Chetato il ciclico polverone mediatico sull'emergenza criminalità a Napoli, e varato l'ennesimo piano sicurezza, è ora di fare alcune considerazioni:

La città di Napoli non è oggi una città sicura, non offre ai suoi cittadini il minimo di standard di sicurezza di una metropoli europea. E'una faccenda antica: anche nelle fasi di quiescenza, la camorra non abbandona mai il territorio. Non spara, non ammazza, ma opera pesantemente nel tessuto economico e sociale della città.
La microcriminalità, fenomeno più strettamente legato al disagio sociale, si impone come modello di comportamento e di vita. Piccole e grandi bande si dividono strade, piazze e quartieri, definiscono gerarchie, metodi e regole proprie. I più si difendono come possono e raramente si ribellano.
Chi governa la città e la regione, senza soluzione di continuità da più di quindici anni è il centrosinistra prodiano.
La città di Napoli, secondo gli indici Istat e Svimez negli ultimi quindici anni è arretrata agli ultimi posti in Italia negli indici della vivibilità.
L'indulto, ha consentito l'uscita anticipata di molti personaggi oggi alla ricerca di un proprio spazio criminale.
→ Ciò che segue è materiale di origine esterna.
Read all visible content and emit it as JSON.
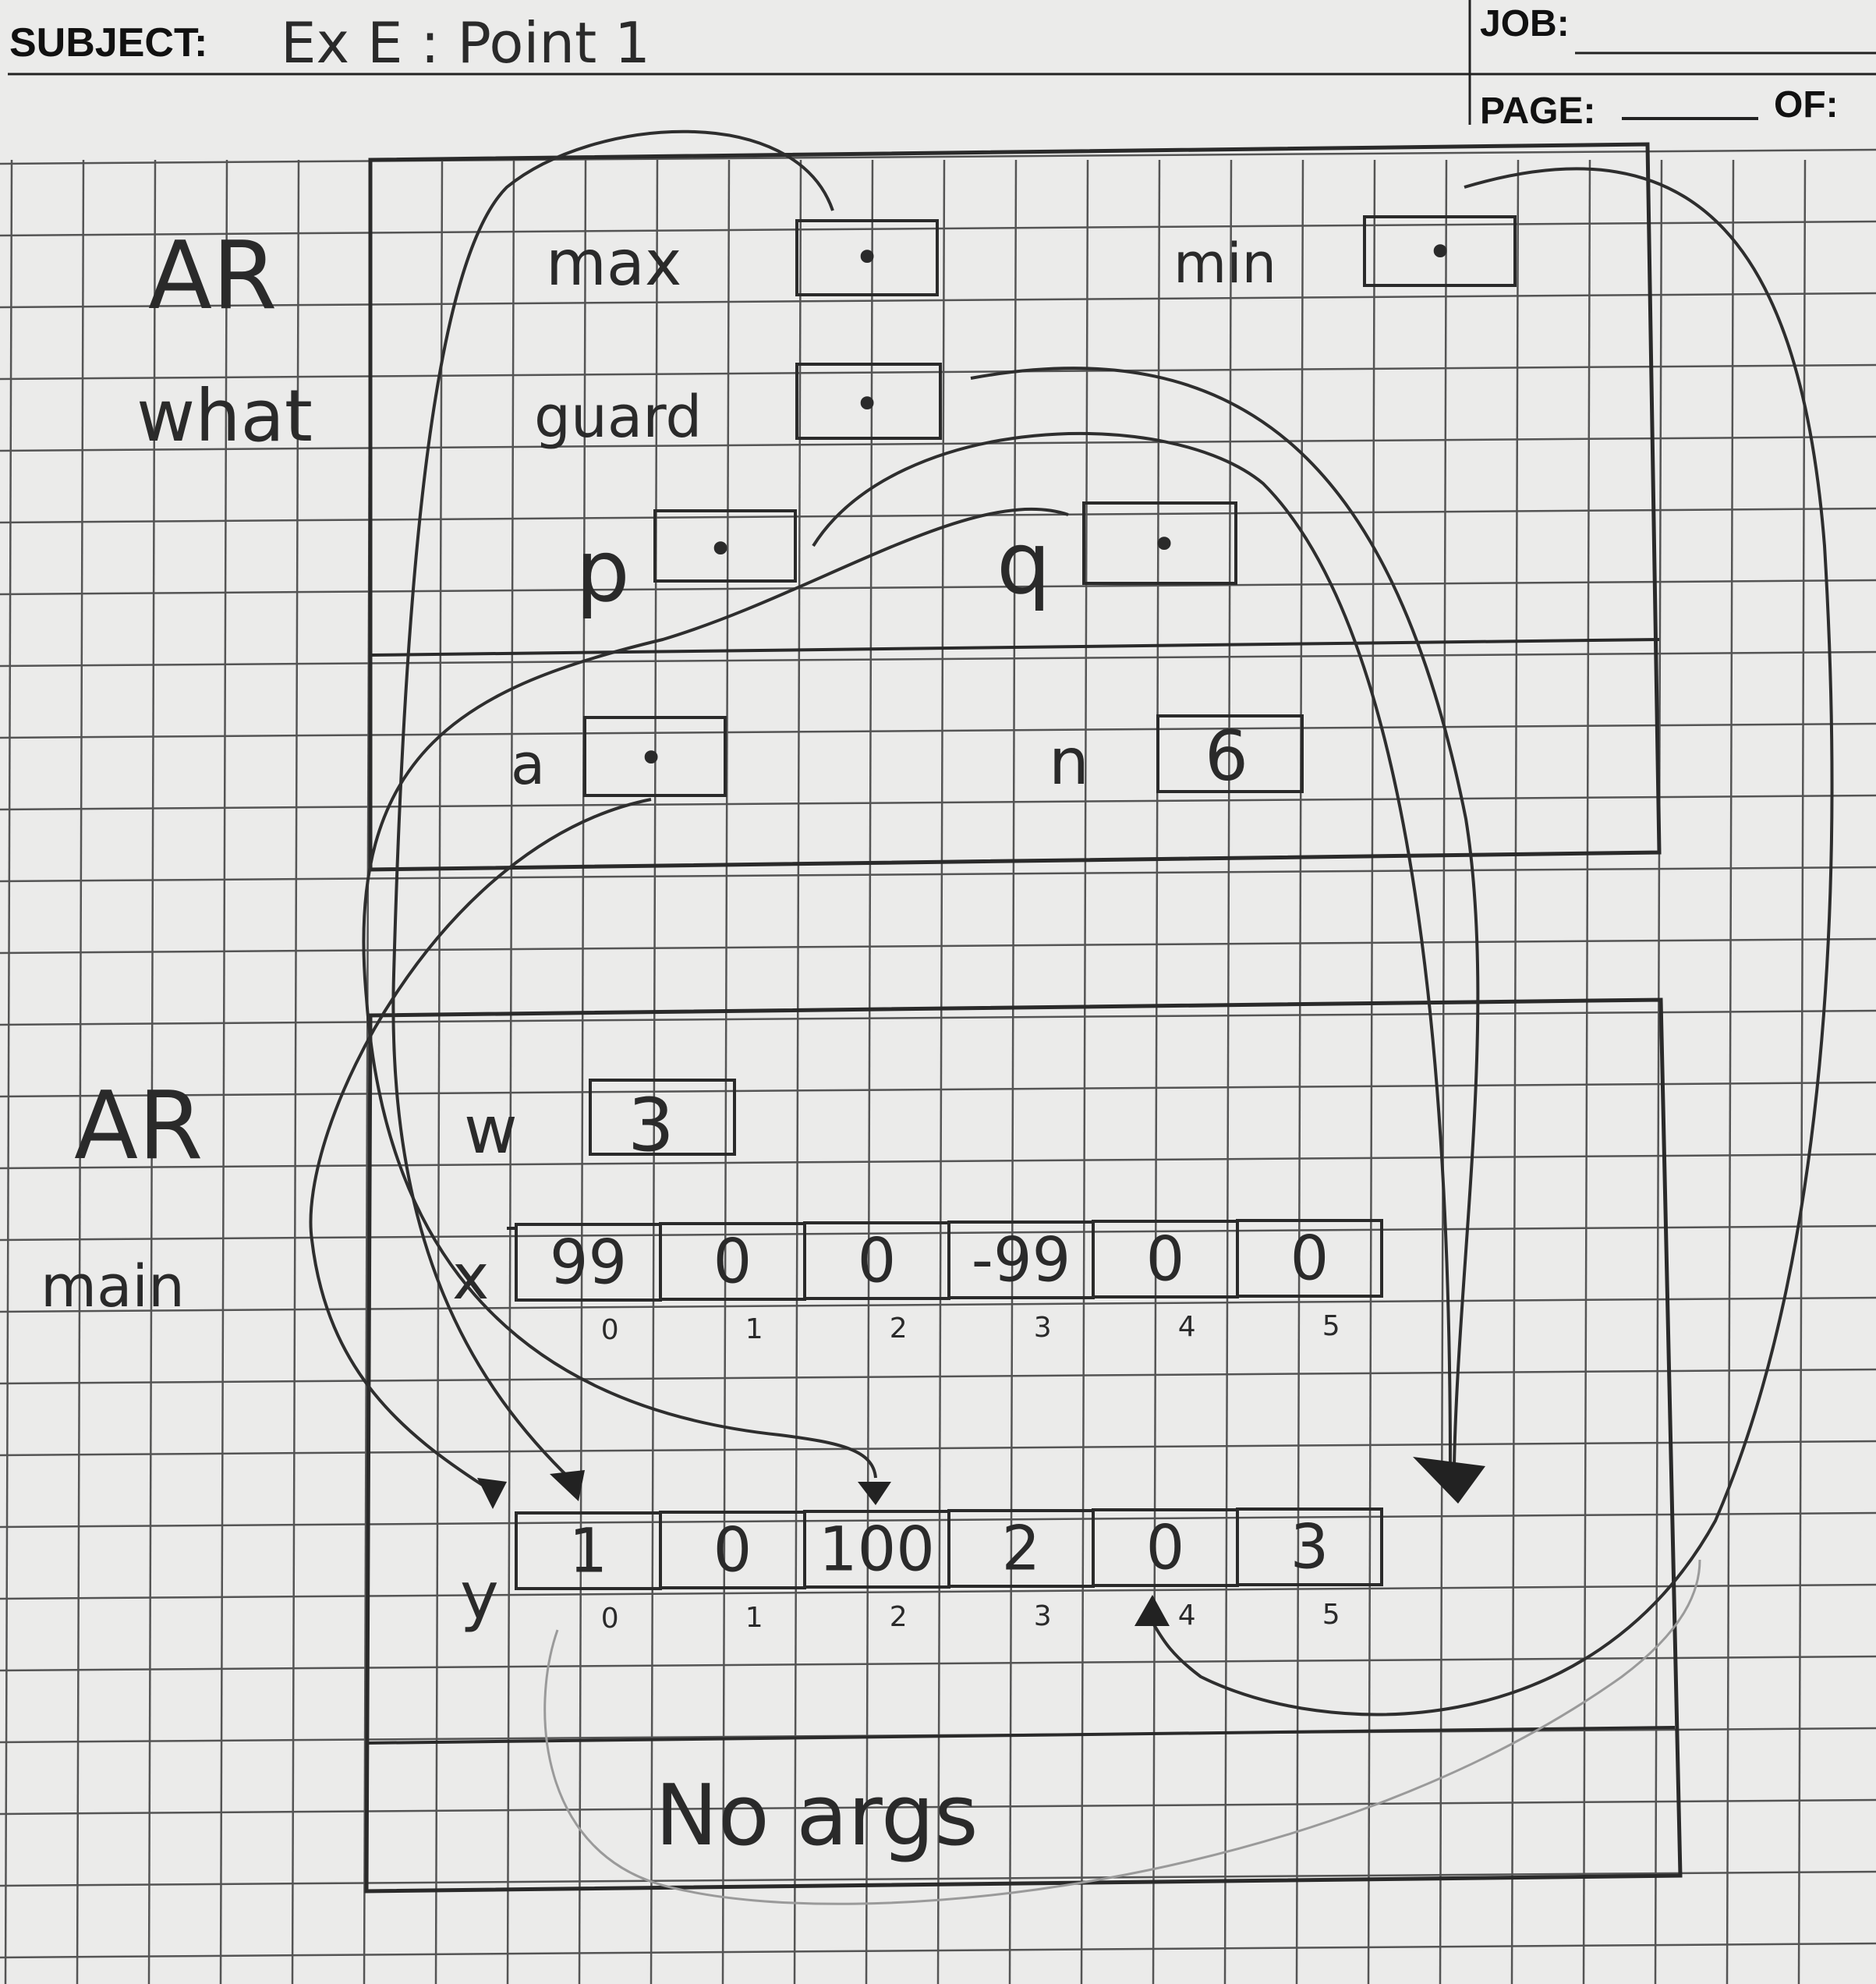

Queste sono verità incontestabili. Così come non si può contestare che la classe dirigente del centrosinistra ha reagito alla questione secondo il solito schema: riproponendo l'antica e falsa teoria giacobina delle due città, e in secondo luogo rivendicando le tante cose buone che non si descrivono e comunicano con altrettanta incisività.
La prima teoria nacque all'indomani della disastrosa sconfitta dei repubblicani napoletani davanti alle armata dei Lazzari della Santa Fede nel 1799: a Napoli convivrebbero due città parallele: l'una orientata per il bene, l'altra per il male. La prima, guidata da illuminati, ha quindi il dovere di guidare e reprimere con ogni mezzo quella per male, animata da persone oscurate dall'arretratezza, dalla cupidigia, dalla violenza. Basta ricordare la lezione di Salvemini sul "familismo amorale" delle classi dirigenti meridionali, per sorridere di questo cascame illuminista .Il grido di dolore di Benedetto Croce nella sua lettera alla borghesia napoletana ci insegna che il problema di Napoli è il problema del degrado della sua classe dirigente: un degrado accelerato in maniera esponenziale dal bassolinismo, mix sudamericano di autoritarismo partitocratrico, clientelismo di massa, mobilitazionismo simil-cubano.
A differenza del populismo di destra di Lauro , il perdonismo di sinistra di Sassolino è stato una miscela di demagogia e paternalismo che ha rinnovato il rapporto perverso che la classe dirigente e il suo popolo hanno con il potere.

Napoli e la sua area metropolitana, dal terremoto in poi, hanno potuto contare di trasferimenti straordinari di risorse pubbliche pari in Europa alla sola città di Berlino. Il risultato sono le montagne di rifiuti per le strade , la percentuale di differenziato più bassa in Italia, il patrimonio edilizio pubblico e privato più fatiscente d'Europa, il maggior numero di scuole e di case popolari a rischio sicurezza, periferie ghetto e senza speranza. Anni ed anni di malgoverno, gli ultimi quindici peggiori dei precedenti: sono le maggiori cariche istituzionali del territorio che devono trarre le conseguenze di un fallimento che non ha giustificazioni.
La legalità è un patto di lealtà tra i cittadini e la propria classe dirigente. Quando una classe dirigente diventa un comitato d'affari, allora il rispetto delle norme diventa irrisoria barzelletta, o faccenda di eroi.